Mechanisms in plants to overcome stress situations

Stressful situations cause hypoxia and this situation of low oxygen triggers a cascade of chemical reactions with a protective effect - Beatriz Riverón, Pharmaceutical Biochemist.

When plants are subjected to stressful situations, such as diseases, extreme changes in temperature, scarcity of nutrients or water, the concentration of oxygen in plant cells decreases, inducing a state known as hypoxia. This triggers a cascade of chemical reactions in the cells that are intended to allow the organism to survive adversity.

It has been shown that a protein present in the inner membrane of plant mitochondria, UCP1 (uncoupling protein 1, mitochondrial uncoupling protein 1) is the trigger that triggers this response to hypoxia.

The discovery paves the way for the development of more resistant plants to extreme environmental conditions, such as those resulting from climate change.

Mitochondrial genomic DNA codes for less than 1% of its many proteins; therefore, mitochondria depend on the nuclear genome to remotely regulate their function.

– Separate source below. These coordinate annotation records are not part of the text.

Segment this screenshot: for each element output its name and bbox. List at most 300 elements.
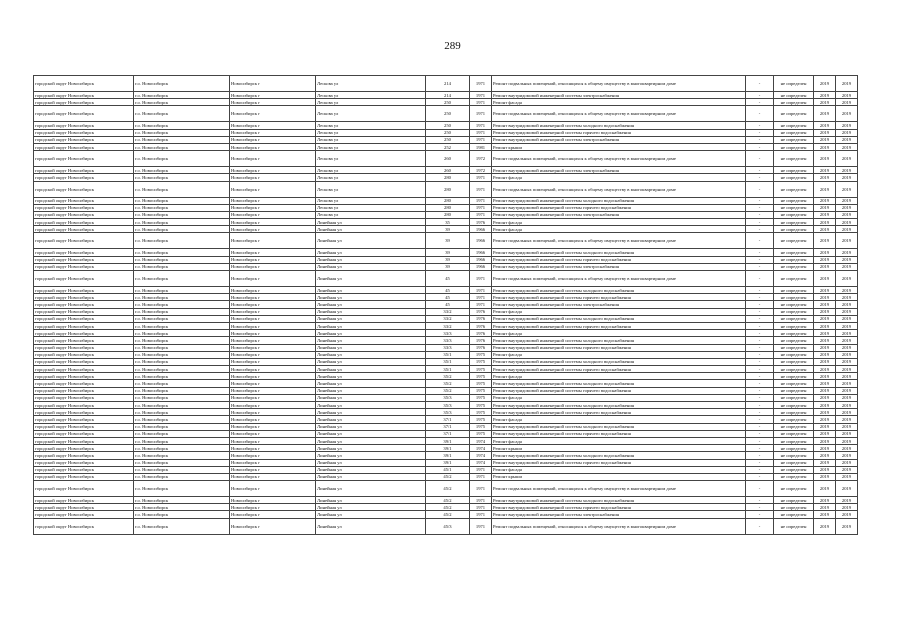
city-cell: Новосибирск г xyxy=(230,143,316,150)
city-cell: Новосибирск г xyxy=(230,504,316,511)
municipality-cell: г.о. Новосибирск xyxy=(134,409,230,416)
year-cell: 1971 xyxy=(470,466,492,473)
city-cell: Новосибирск г xyxy=(230,416,316,423)
municipality-cell: г.о. Новосибирск xyxy=(134,394,230,401)
table-row xyxy=(34,344,858,351)
table-row xyxy=(34,226,858,233)
status-cell: не определен xyxy=(774,466,814,473)
cost-cell: - xyxy=(746,129,774,136)
plan-year-start-cell: 2019 xyxy=(814,233,836,249)
work-type-cell: Ремонт внутридомовой инженерной системы электроснабжения xyxy=(492,167,746,174)
district-cell: городской округ Новосибирск xyxy=(34,181,134,197)
municipality-cell: г.о. Новосибирск xyxy=(134,151,230,167)
house-cell: 39/1 xyxy=(426,452,470,459)
house-cell: 35/3 xyxy=(426,402,470,409)
table-row xyxy=(34,256,858,263)
status-cell: не определен xyxy=(774,315,814,322)
house-cell: 45 xyxy=(426,287,470,294)
house-cell: 45/2 xyxy=(426,511,470,518)
plan-year-start-cell: 2019 xyxy=(814,511,836,518)
work-type-cell: Ремонт внутридомовой инженерной системы холодного водоснабжения xyxy=(492,358,746,365)
year-cell: 1976 xyxy=(470,219,492,226)
status-cell: не определен xyxy=(774,380,814,387)
plan-year-end-cell: 2019 xyxy=(836,402,858,409)
district-cell: городской округ Новосибирск xyxy=(34,358,134,365)
status-cell: не определен xyxy=(774,481,814,497)
plan-year-start-cell: 2019 xyxy=(814,167,836,174)
street-cell: Линейная ул xyxy=(316,459,426,466)
district-cell: городской округ Новосибирск xyxy=(34,466,134,473)
cost-cell: - xyxy=(746,287,774,294)
cost-cell: - xyxy=(746,344,774,351)
house-cell: 45/1 xyxy=(426,466,470,473)
plan-year-start-cell: 2019 xyxy=(814,504,836,511)
city-cell: Новосибирск г xyxy=(230,497,316,504)
plan-year-start-cell: 2019 xyxy=(814,92,836,99)
municipality-cell: г.о. Новосибирск xyxy=(134,181,230,197)
cost-cell: - xyxy=(746,249,774,256)
work-type-cell: Ремонт внутридомовой инженерной системы электроснабжения xyxy=(492,211,746,218)
plan-year-start-cell: 2019 xyxy=(814,143,836,150)
plan-year-end-cell: 2019 xyxy=(836,287,858,294)
year-cell: 1971 xyxy=(470,497,492,504)
municipality-cell: г.о. Новосибирск xyxy=(134,99,230,106)
plan-year-end-cell: 2019 xyxy=(836,473,858,480)
table-row xyxy=(34,233,858,249)
plan-year-start-cell: 2019 xyxy=(814,481,836,497)
year-cell: 1975 xyxy=(470,387,492,394)
cost-cell: - xyxy=(746,504,774,511)
year-cell: 1975 xyxy=(470,409,492,416)
status-cell: не определен xyxy=(774,136,814,143)
plan-year-end-cell: 2019 xyxy=(836,416,858,423)
plan-year-end-cell: 2019 xyxy=(836,256,858,263)
district-cell: городской округ Новосибирск xyxy=(34,204,134,211)
plan-year-start-cell: 2019 xyxy=(814,518,836,534)
cost-cell: - xyxy=(746,233,774,249)
plan-year-end-cell: 2019 xyxy=(836,122,858,129)
plan-year-end-cell: 2019 xyxy=(836,92,858,99)
work-type-cell: Ремонт внутридомовой инженерной системы горячего водоснабжения xyxy=(492,294,746,301)
year-cell: 1974 xyxy=(470,452,492,459)
table-row xyxy=(34,76,858,92)
status-cell: не определен xyxy=(774,416,814,423)
cost-cell: - xyxy=(746,151,774,167)
plan-year-start-cell: 2019 xyxy=(814,344,836,351)
district-cell: городской округ Новосибирск xyxy=(34,394,134,401)
street-cell: Линейная ул xyxy=(316,387,426,394)
city-cell: Новосибирск г xyxy=(230,256,316,263)
municipality-cell: г.о. Новосибирск xyxy=(134,473,230,480)
cost-cell: - xyxy=(746,358,774,365)
municipality-cell: г.о. Новосибирск xyxy=(134,256,230,263)
street-cell: Линейная ул xyxy=(316,249,426,256)
city-cell: Новосибирск г xyxy=(230,473,316,480)
table-row xyxy=(34,219,858,226)
house-cell: 35/3 xyxy=(426,394,470,401)
cost-cell: - xyxy=(746,315,774,322)
plan-year-end-cell: 2019 xyxy=(836,167,858,174)
cost-cell: - xyxy=(746,337,774,344)
year-cell: 1971 xyxy=(470,181,492,197)
plan-year-end-cell: 2019 xyxy=(836,518,858,534)
work-type-cell: Ремонт внутридомовой инженерной системы холодного водоснабжения xyxy=(492,249,746,256)
plan-year-start-cell: 2019 xyxy=(814,380,836,387)
district-cell: городской округ Новосибирск xyxy=(34,337,134,344)
municipality-cell: г.о. Новосибирск xyxy=(134,402,230,409)
plan-year-start-cell: 2019 xyxy=(814,181,836,197)
plan-year-start-cell: 2019 xyxy=(814,249,836,256)
plan-year-start-cell: 2019 xyxy=(814,256,836,263)
street-cell: Линейная ул xyxy=(316,511,426,518)
table-row xyxy=(34,136,858,143)
plan-year-end-cell: 2019 xyxy=(836,249,858,256)
plan-year-start-cell: 2019 xyxy=(814,402,836,409)
street-cell: Линейная ул xyxy=(316,504,426,511)
house-cell: 35/1 xyxy=(426,366,470,373)
plan-year-start-cell: 2019 xyxy=(814,351,836,358)
table-row xyxy=(34,287,858,294)
table-row xyxy=(34,511,858,518)
status-cell: не определен xyxy=(774,219,814,226)
plan-year-start-cell: 2019 xyxy=(814,204,836,211)
municipality-cell: г.о. Новосибирск xyxy=(134,322,230,329)
district-cell: городской округ Новосибирск xyxy=(34,106,134,122)
cost-cell: - xyxy=(746,430,774,437)
cost-cell: - xyxy=(746,322,774,329)
street-cell: Линейная ул xyxy=(316,452,426,459)
table-row xyxy=(34,402,858,409)
plan-year-end-cell: 2019 xyxy=(836,263,858,270)
table-row xyxy=(34,106,858,122)
plan-year-start-cell: 2019 xyxy=(814,129,836,136)
district-cell: городской округ Новосибирск xyxy=(34,380,134,387)
cost-cell: - xyxy=(746,219,774,226)
house-cell: 280 xyxy=(426,174,470,181)
plan-year-start-cell: 2019 xyxy=(814,430,836,437)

This interaction between the nucleus and the mitochondria requires signaling between compartments, which can be retrograde (from mitochondria to nucleus) or anterograde (nucleus to mitochondria), which acts to adjust organelle function during development and in response to environmental stresses.

Mitochondrial retrograde signaling is a cimportant component of intracellular stress signaling in eukaryotes. UCP1 is an abundant plant inner mitochondrial membrane protein with multiple functions including uncoupled respiration and amino acid transport, which broadly influence responses to abiotic stress.

Although The mechanisms through which this retrograde function acts are unknown., the overexpression of UCP1 activates the expression of nuclear genes associated with hypoxia, functioning as a trigger in the activation of this response. This explains why plants that express this protein at high levels are more tolerant to a wide range of biotic and abiotic stresses.

Several extramitochondrial factors that play a role in retrograde and anterograde signaling have been identified to regulate plant signaling, such as the enzyme specific alternative oxidase (AOX) and other nuclear-encoded mitochondrial proteins. In various taxa of flowering plants, overexpression of UCP1 together with AOX decreases the release of reactive oxygen species (ROS) by the mitochondria, protecting plants from multiple stresses and resulting in extensive alteration of the transcriptome of nuclear origin that, interestingly, includes the activation of hypoxia.

Plants have an oxygen sensing mechanism that involves the O2 (molecular oxygen) dependent destruction of Cys-amino-terminal protein substrates (cysteine ​​at the amino terminus of the peptide chain) via the plant cysteine ​​oxidase network ( plant cysteine ​​oxidase, PCO), and the main substrates of the pathway are ethylene response transcription factors (ERFVII). Under conditions of low oxygen level, ERFVII are stabilized due to the inhibition of PCO activity, which results in the induction of the expression of several genes, including those related to hypoxia.

On the other hand, it was verified that UCP1 functions as a switch in the chain of metabolic responses related to the hypoxia response. The protein acts on a specific group of transcription factors that have the amino acid cysteine ​​at the N-terminus and functions as a mitochondrial sensor. If the oxygen content is low, UCP1 prevents the cysteine ​​oxidation of the transcription factors that control the hypoxia response, activating them. These transcription factors, when activated, induce the expression of a wide range of nuclear-encoded genes that contribute to cell survival.. In the presence of higher levels of oxygen, the terminal cysteines of these transcription factors are oxidized and deactivated (*).

In addition to advancing knowledge about the functions of UCP1, this discovery paves the way for the development of agricultural crops that are tolerant to the stress imposed by climate change.

(*) The transcription factors that allow the expression of genes involved in the events resulting from ethylene and hypoxia are inactive if the cysteine ​​at the -NH2 end is oxidized (this amino acid has sulfur in the form of sulfhydryl -SH). The UCP1 protein helps to prevent this oxidation when the oxygen content is low since it “detects” the level of this gas.